Salo's unpleasant, often stomach-churning scenes also serve to de-sexualise pornography. Similarities with the erotic fantasy popular at the time are cosmetic and ironic, from the cast of wealthy sexual adventurers to the opulent setting, while a dose of realism is injected - that the truth of sexual slavery and prostitution is abuse and rape, the victims exploited and vulnerable, the perpetrators inadequate and dangerous. It questions the softcore fantasy of the Emmanuel films and the intellectual erotica of The Story Of O alike, showing us that there's nothing sexy about an orgy organised by middle-aged men and populated by young prostitutes.

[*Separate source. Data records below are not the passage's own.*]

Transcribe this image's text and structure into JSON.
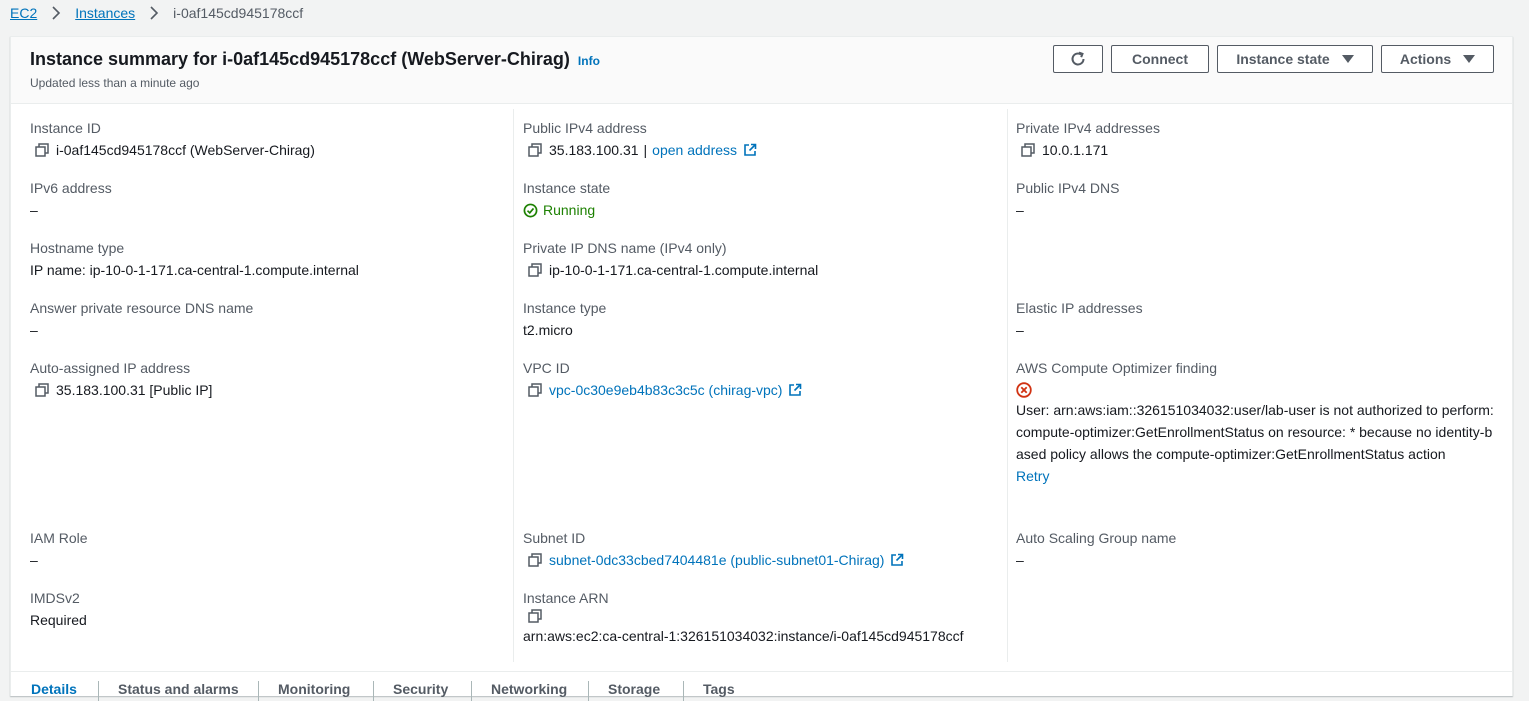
{
  "breadcrumb": {
    "ec2": "EC2",
    "instances": "Instances",
    "current": "i-0af145cd945178ccf"
  },
  "header": {
    "title": "Instance summary for i-0af145cd945178ccf (WebServer-Chirag)",
    "info": "Info",
    "subtitle": "Updated less than a minute ago",
    "connect": "Connect",
    "instance_state": "Instance state",
    "actions": "Actions"
  },
  "col1": {
    "instance_id_label": "Instance ID",
    "instance_id": "i-0af145cd945178ccf (WebServer-Chirag)",
    "ipv6_label": "IPv6 address",
    "ipv6": "–",
    "hostname_type_label": "Hostname type",
    "hostname_type": "IP name: ip-10-0-1-171.ca-central-1.compute.internal",
    "answer_dns_label": "Answer private resource DNS name",
    "answer_dns": "–",
    "auto_ip_label": "Auto-assigned IP address",
    "auto_ip": "35.183.100.31 [Public IP]",
    "iam_label": "IAM Role",
    "iam": "–",
    "imds_label": "IMDSv2",
    "imds": "Required"
  },
  "col2": {
    "public_ipv4_label": "Public IPv4 address",
    "public_ipv4": "35.183.100.31",
    "public_ipv4_sep": "|",
    "open_address": "open address",
    "state_label": "Instance state",
    "state": "Running",
    "private_dns_label": "Private IP DNS name (IPv4 only)",
    "private_dns": "ip-10-0-1-171.ca-central-1.compute.internal",
    "type_label": "Instance type",
    "type": "t2.micro",
    "vpc_label": "VPC ID",
    "vpc": "vpc-0c30e9eb4b83c3c5c (chirag-vpc)",
    "subnet_label": "Subnet ID",
    "subnet": "subnet-0dc33cbed7404481e (public-subnet01-Chirag)",
    "arn_label": "Instance ARN",
    "arn": "arn:aws:ec2:ca-central-1:326151034032:instance/i-0af145cd945178ccf"
  },
  "col3": {
    "private_ipv4_label": "Private IPv4 addresses",
    "private_ipv4": "10.0.1.171",
    "public_dns_label": "Public IPv4 DNS",
    "public_dns": "–",
    "elastic_label": "Elastic IP addresses",
    "elastic": "–",
    "optimizer_label": "AWS Compute Optimizer finding",
    "optimizer_error": "User: arn:aws:iam::326151034032:user/lab-user is not authorized to perform: compute-optimizer:GetEnrollmentStatus on resource: * because no identity-based policy allows the compute-optimizer:GetEnrollmentStatus action",
    "retry": "Retry",
    "asg_label": "Auto Scaling Group name",
    "asg": "–"
  },
  "tabs": [
    "Details",
    "Status and alarms",
    "Monitoring",
    "Security",
    "Networking",
    "Storage",
    "Tags"
  ],
  "colors": {
    "link": "#0073bb",
    "running": "#1d8102",
    "error": "#d13212",
    "text": "#16191f",
    "muted": "#545b64"
  }
}
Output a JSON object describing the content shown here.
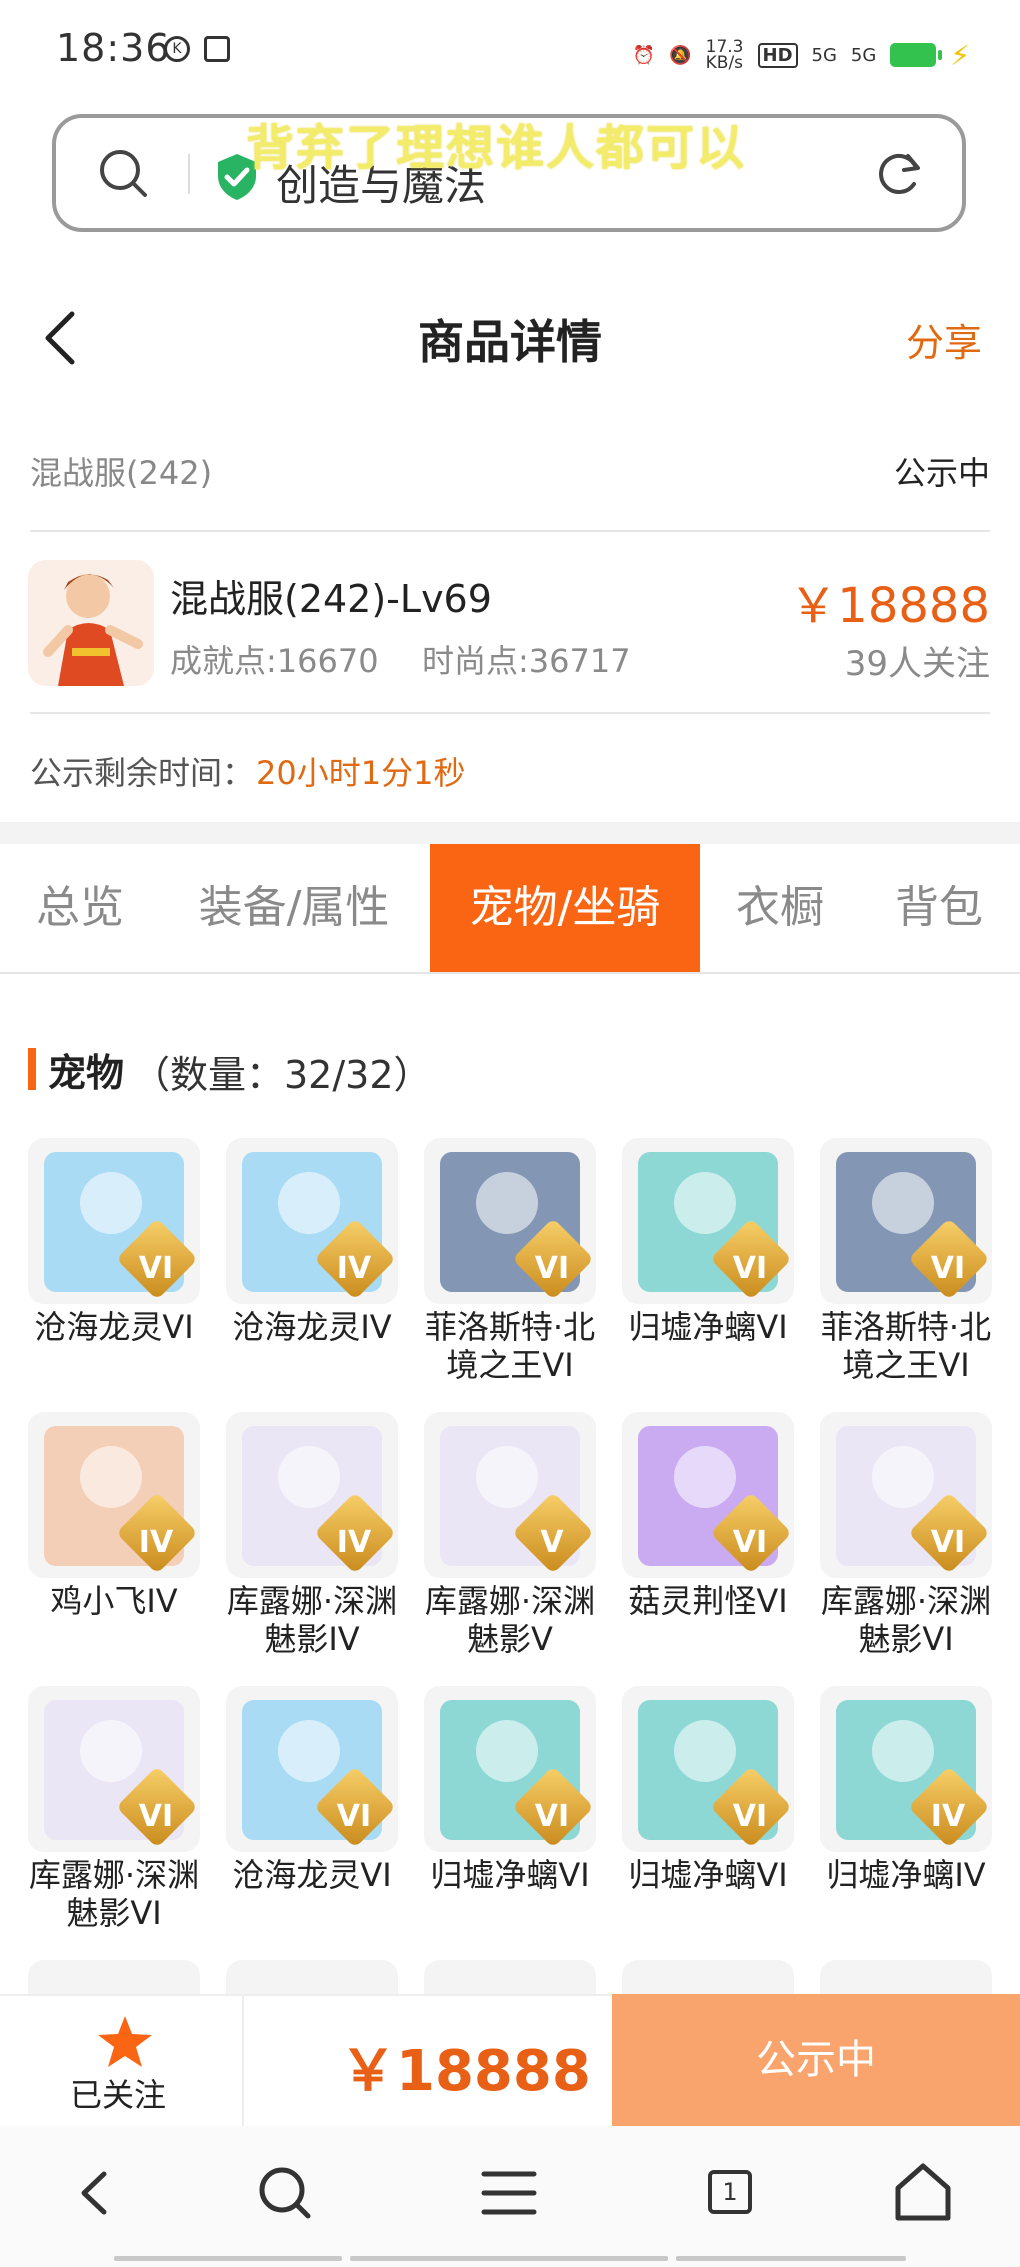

While not one of the Video Nasty list, Salo has an interesting history with the censors, victim, in the end, to the obscenity laws, under which it was cut mercilessly. The then head of the BBFC, James Ferman, objected to proposed cuts, which he though would "'destroy the film's purpose by making the horrors less revolting, and therefore more acceptable'". He described Salo as "one of the most disturbing films ever to be seen by the Board, yet its purpose is deeply serious... it is quite certainly shocking, disgusting and revolting - even in the legal sense - but it is meant to be. It wants us to be appalled at the atrocities of which human nature is capable when absolute power is wielded corruptly". The BBFC weren't always the bad guys.